Black Hand with Italian Inscription

Our Documentary Heritage showcases holdings drawn from the vast collections of the Pennsylvania State Archives.

The History File of the Game Commission Library (Series 39.2) of the Records of the Game Commission (RG-39), held by the Pennsylvania State Archives, contains extensive materials relating to the tenure of the Game Commission’s first secretary, Joseph Kalbfus (1852–1919). In dramatic contrast to early private conservation efforts, these records reveal the perils — including murder — associated with enforcing Pennsylvania’s game laws in the Commonwealth’s western counties in the opening years of the twentieth century.

Hired by Dr. Kalbfus, Pinkerton Detective Agency operatives prepared reports contained in these files as part of an investigation of the murder of deputy game protector L. Seely Houk, on March 2, 1906. Houk, whose body was found a month later in the Mahoning River near Newcastle, Lawrence County, had a reputation as a fearless and aggressive enforcer of Pennsylvania’s Non-Resident License Law. One incentive that allowed unpaid game enforcers to keep half of the $25 fine no doubt encouraged the ambitious Houk.

Five months after Houk’s murder, 80-year old William “Squire” Duff was shot and killed as he attempted to prevent three members of the Black Hand, a secret society of Italians known to indulge in criminal activity, particularly extortion, from hunting birds on his property near Newcastle. Such recently arrived immigrants were accustomed to subsistence hunting of small game and songbirds familiar to them in their native countries at a time when there was an emerging scientific emphasis on preserving songbirds to reduce wild insect populations. The immigrants saw themselves as hunters; Kalbfus considered them poachers. Pinkerton detectives infiltrated Hillsville’s Italian community and reported to Dr. Kalbfus almost daily. Members of the Black Hand, including the individuals arrested for the murders of Houk and Duff, Rocco Racco and Dominic Sianato, lived in Hillsville, located several miles west of Newcastle, near the Ohio border.

In an apparent act of intimidation, an unidentified individual sent three black hands to Dr. Kalbfus. An inscription written in Italian on a silhouette of a hand warned him “to watch (or guard against) them who send to you the Black Hand.” The imprinting of a black hand on threatening messages, such as extortion demands and ransom notes, was a pervasive practice at the turn of the century among criminals, mostly but not entirely in Italian communities.
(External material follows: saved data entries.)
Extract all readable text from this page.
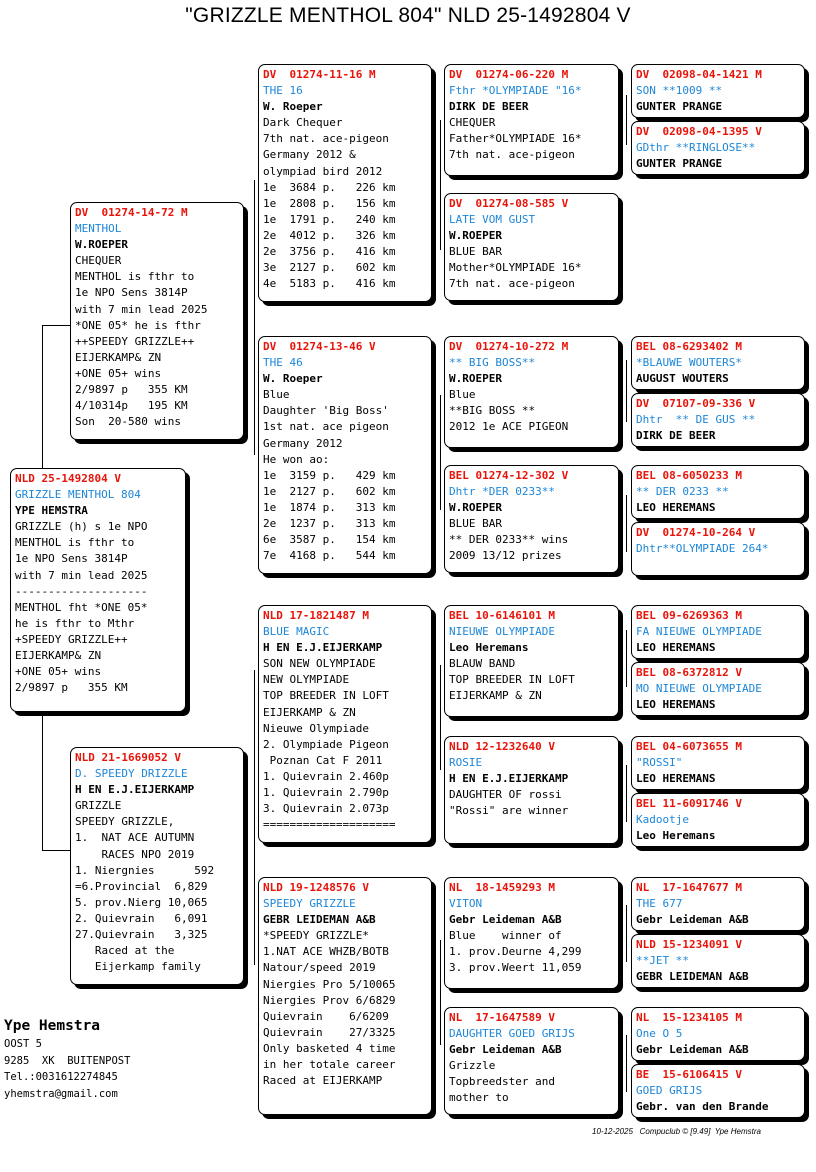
"GRIZZLE MENTHOL 804" NLD 25-1492804 V
NLD 25-1492804 V
GRIZZLE MENTHOL 804
YPE HEMSTRA
GRIZZLE (h) s 1e NPO
MENTHOL is fthr to
1e NPO Sens 3814P
with 7 min lead 2025
--------------------
MENTHOL fht *ONE 05*
he is fthr to Mthr
+SPEEDY GRIZZLE++
EIJERKAMP& ZN
+ONE 05+ wins
2/9897 p   355 KM
DV  01274-14-72 M
MENTHOL
W.ROEPER
CHEQUER
MENTHOL is fthr to
1e NPO Sens 3814P
with 7 min lead 2025
*ONE 05* he is fthr
++SPEEDY GRIZZLE++
EIJERKAMP& ZN
+ONE 05+ wins
2/9897 p   355 KM
4/10314p   195 KM
Son  20-580 wins
NLD 21-1669052 V
D. SPEEDY DRIZZLE
H EN E.J.EIJERKAMP
GRIZZLE
SPEEDY GRIZZLE,
1.  NAT ACE AUTUMN
RACES NPO 2019
1. Niergnies      592
=6.Provincial  6,829
5. prov.Nierg 10,065
2. Quievrain   6,091
27.Quievrain   3,325
Raced at the
Eijerkamp family
DV  01274-11-16 M
THE 16
W. Roeper
Dark Chequer
7th nat. ace-pigeon
Germany 2012 &
olympiad bird 2012
1e  3684 p.   226 km
1e  2808 p.   156 km
1e  1791 p.   240 km
2e  4012 p.   326 km
2e  3756 p.   416 km
3e  2127 p.   602 km
4e  5183 p.   416 km
DV  01274-13-46 V
THE 46
W. Roeper
Blue
Daughter 'Big Boss'
1st nat. ace pigeon
Germany 2012
He won ao:
1e  3159 p.   429 km
1e  2127 p.   602 km
1e  1874 p.   313 km
2e  1237 p.   313 km
6e  3587 p.   154 km
7e  4168 p.   544 km
NLD 17-1821487 M
BLUE MAGIC
H EN E.J.EIJERKAMP
SON NEW OLYMPIADE
NEW OLYMPIADE
TOP BREEDER IN LOFT
EIJERKAMP & ZN
Nieuwe Olympiade
2. Olympiade Pigeon
Poznan Cat F 2011
1. Quievrain 2.460p
1. Quievrain 2.790p
3. Quievrain 2.073p
====================
NLD 19-1248576 V
SPEEDY GRIZZLE
GEBR LEIDEMAN A&B
*SPEEDY GRIZZLE*
1.NAT ACE WHZB/BOTB
Natour/speed 2019
Niergies Pro 5/10065
Niergies Prov 6/6829
Quievrain    6/6209
Quievrain    27/3325
Only basketed 4 time
in her totale career
Raced at EIJERKAMP
DV  01274-06-220 M
Fthr *OLYMPIADE "16*
DIRK DE BEER
CHEQUER
Father*OLYMPIADE 16*
7th nat. ace-pigeon
DV  01274-08-585 V
LATE VOM GUST
W.ROEPER
BLUE BAR
Mother*OLYMPIADE 16*
7th nat. ace-pigeon
DV  01274-10-272 M
** BIG BOSS**
W.ROEPER
Blue
**BIG BOSS **
2012 1e ACE PIGEON
BEL 01274-12-302 V
Dhtr *DER 0233**
W.ROEPER
BLUE BAR
** DER 0233** wins
2009 13/12 prizes
BEL 10-6146101 M
NIEUWE OLYMPIADE
Leo Heremans
BLAUW BAND
TOP BREEDER IN LOFT
EIJERKAMP & ZN
NLD 12-1232640 V
ROSIE
H EN E.J.EIJERKAMP
DAUGHTER OF rossi
"Rossi" are winner
NL  18-1459293 M
VITON
Gebr Leideman A&B
Blue    winner of
1. prov.Deurne 4,299
3. prov.Weert 11,059
NL  17-1647589 V
DAUGHTER GOED GRIJS
Gebr Leideman A&B
Grizzle
Topbreedster and
mother to
DV  02098-04-1421 M
SON **1009 **
GUNTER PRANGE
DV  02098-04-1395 V
GDthr **RINGLOSE**
GUNTER PRANGE
BEL 08-6293402 M
*BLAUWE WOUTERS*
AUGUST WOUTERS
DV  07107-09-336 V
Dhtr  ** DE GUS **
DIRK DE BEER
BEL 08-6050233 M
** DER 0233 **
LEO HEREMANS
DV  01274-10-264 V
Dhtr**OLYMPIADE 264*
BEL 09-6269363 M
FA NIEUWE OLYMPIADE
LEO HEREMANS
BEL 08-6372812 V
MO NIEUWE OLYMPIADE
LEO HEREMANS
BEL 04-6073655 M
"ROSSI"
LEO HEREMANS
BEL 11-6091746 V
Kadootje
Leo Heremans
NL  17-1647677 M
THE 677
Gebr Leideman A&B
NLD 15-1234091 V
**JET **
GEBR LEIDEMAN A&B
NL  15-1234105 M
One O 5
Gebr Leideman A&B
BE  15-6106415 V
GOED GRIJS
Gebr. van den Brande
Ype Hemstra
OOST 5
9285  XK  BUITENPOST
Tel.:0031612274845
yhemstra@gmail.com
10-12-2025   Compuclub © [9.49]  Ype Hemstra
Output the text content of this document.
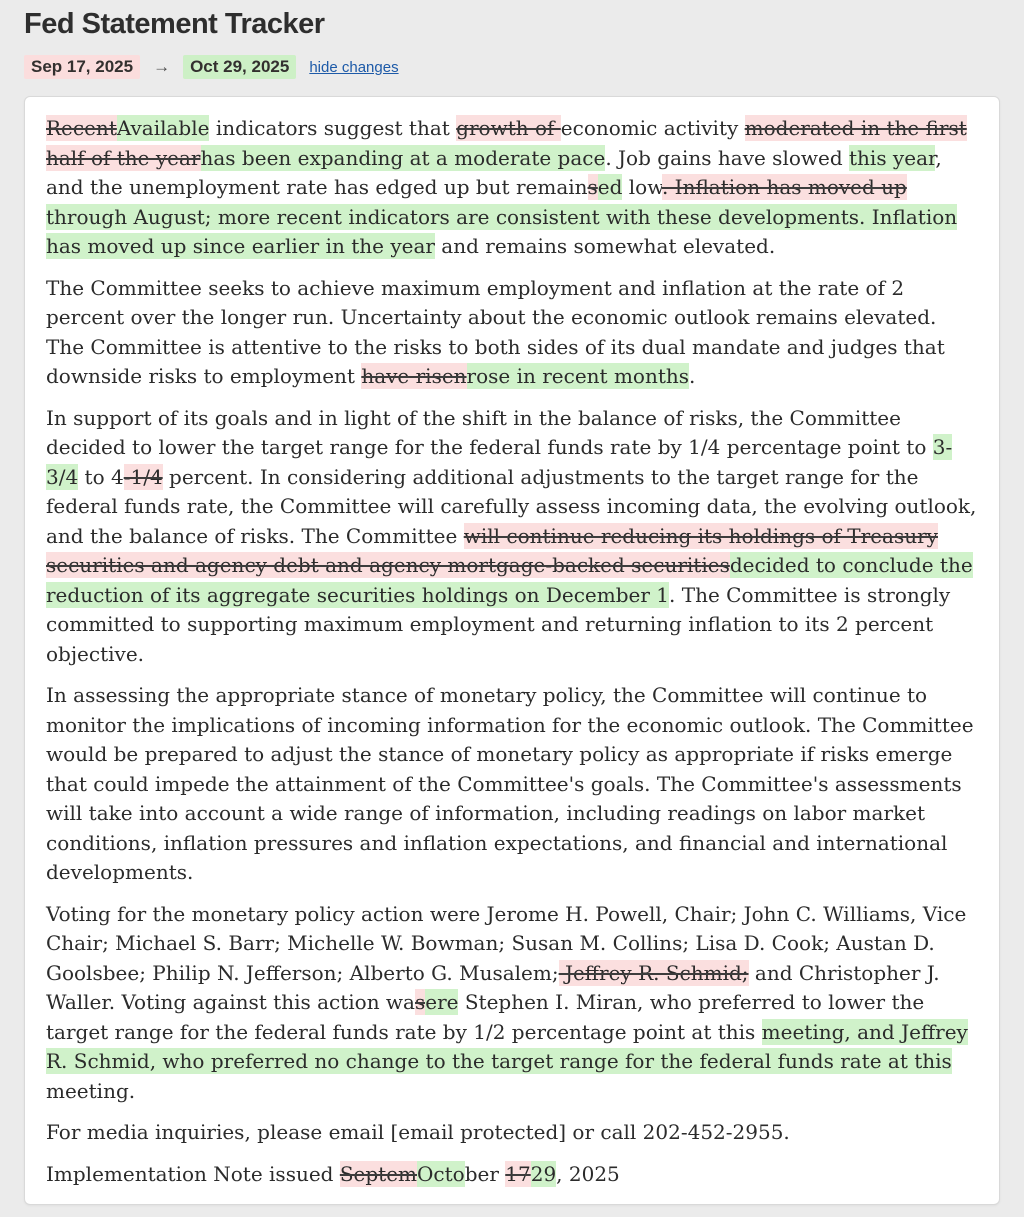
Fed Statement Tracker
Sep 17, 2025	→	Oct 29, 2025	hide changes

RecentAvailable indicators suggest that growth of economic activity moderated in the first half of the yearhas been expanding at a moderate pace. Job gains have slowed this year, and the unemployment rate has edged up but remainsed low. Inflation has moved up through August; more recent indicators are consistent with these developments. Inflation has moved up since earlier in the year and remains somewhat elevated.

The Committee seeks to achieve maximum employment and inflation at the rate of 2 percent over the longer run. Uncertainty about the economic outlook remains elevated. The Committee is attentive to the risks to both sides of its dual mandate and judges that downside risks to employment have risenrose in recent months.

In support of its goals and in light of the shift in the balance of risks, the Committee decided to lower the target range for the federal funds rate by 1/4 percentage point to 3-3/4 to 4-1/4 percent. In considering additional adjustments to the target range for the federal funds rate, the Committee will carefully assess incoming data, the evolving outlook, and the balance of risks. The Committee will continue reducing its holdings of Treasury securities and agency debt and agency mortgage-backed securitiesdecided to conclude the reduction of its aggregate securities holdings on December 1. The Committee is strongly committed to supporting maximum employment and returning inflation to its 2 percent objective.

In assessing the appropriate stance of monetary policy, the Committee will continue to monitor the implications of incoming information for the economic outlook. The Committee would be prepared to adjust the stance of monetary policy as appropriate if risks emerge that could impede the attainment of the Committee's goals. The Committee's assessments will take into account a wide range of information, including readings on labor market conditions, inflation pressures and inflation expectations, and financial and international developments.

Voting for the monetary policy action were Jerome H. Powell, Chair; John C. Williams, Vice Chair; Michael S. Barr; Michelle W. Bowman; Susan M. Collins; Lisa D. Cook; Austan D. Goolsbee; Philip N. Jefferson; Alberto G. Musalem; Jeffrey R. Schmid; and Christopher J. Waller. Voting against this action wasere Stephen I. Miran, who preferred to lower the target range for the federal funds rate by 1/2 percentage point at this meeting, and Jeffrey R. Schmid, who preferred no change to the target range for the federal funds rate at this meeting.

For media inquiries, please email [email protected] or call 202-452-2955.

Implementation Note issued SeptemOctober 1729, 2025
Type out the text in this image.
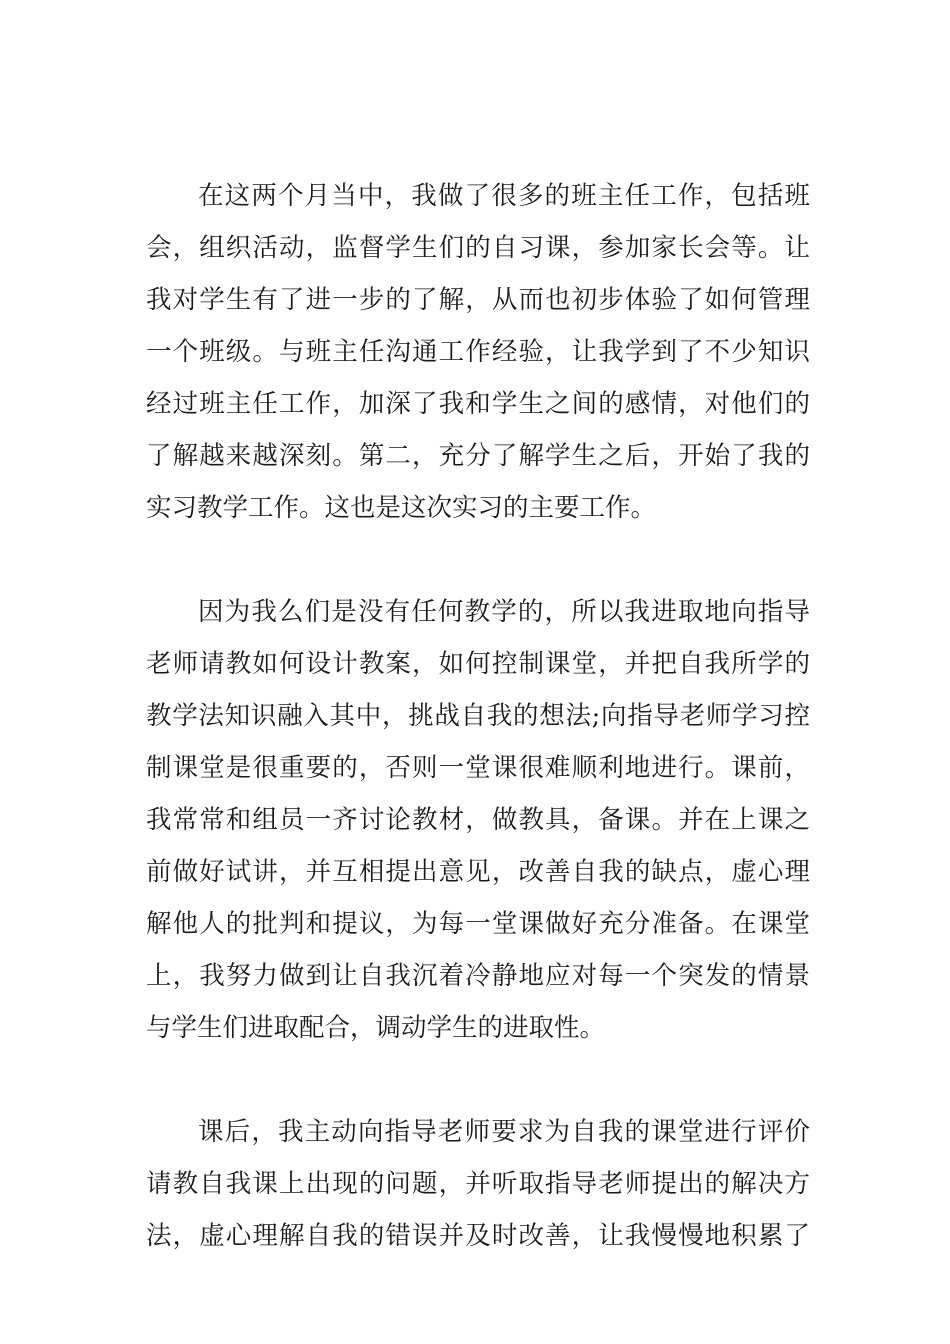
在这两个月当中，我做了很多的班主任工作，包括班
会，组织活动，监督学生们的自习课，参加家长会等。让
我对学生有了进一步的了解，从而也初步体验了如何管理
一个班级。与班主任沟通工作经验，让我学到了不少知识
经过班主任工作，加深了我和学生之间的感情，对他们的
了解越来越深刻。第二，充分了解学生之后，开始了我的
实习教学工作。这也是这次实习的主要工作。
因为我么们是没有任何教学的，所以我进取地向指导
老师请教如何设计教案，如何控制课堂，并把自我所学的
教学法知识融入其中，挑战自我的想法;向指导老师学习控
制课堂是很重要的，否则一堂课很难顺利地进行。课前，
我常常和组员一齐讨论教材，做教具，备课。并在上课之
前做好试讲，并互相提出意见，改善自我的缺点，虚心理
解他人的批判和提议，为每一堂课做好充分准备。在课堂
上，我努力做到让自我沉着冷静地应对每一个突发的情景
与学生们进取配合，调动学生的进取性。
课后，我主动向指导老师要求为自我的课堂进行评价
请教自我课上出现的问题，并听取指导老师提出的解决方
法，虚心理解自我的错误并及时改善，让我慢慢地积累了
A deposed leader of Hillsville’s Black Hand, Racco was executed in October 1909 for Houk’s murder, although it remains unclear whether he, or another member of the organization, was actually responsible. Houk had admitted to killing Racco’s dog, suggesting one of several possible motives for the murder. Dozens of members of Hillsdale’s Black Hand were convicted of various crimes in 1907. Records in this file include detective agency reports and police photographs of suspects Racco, Sianato, and Guiseppi Calauti after their arrests in 1908. With the murder of Houk fresh in their minds, state legislators outlawed possession of a firearm by any non-citizen immigrant in 1909. Pennsylvania’s Alien Gun Law remained in force for more than forty years.

 

Willis L. Shirk, Jr. is an archivist at the Pennsylvania State Archives.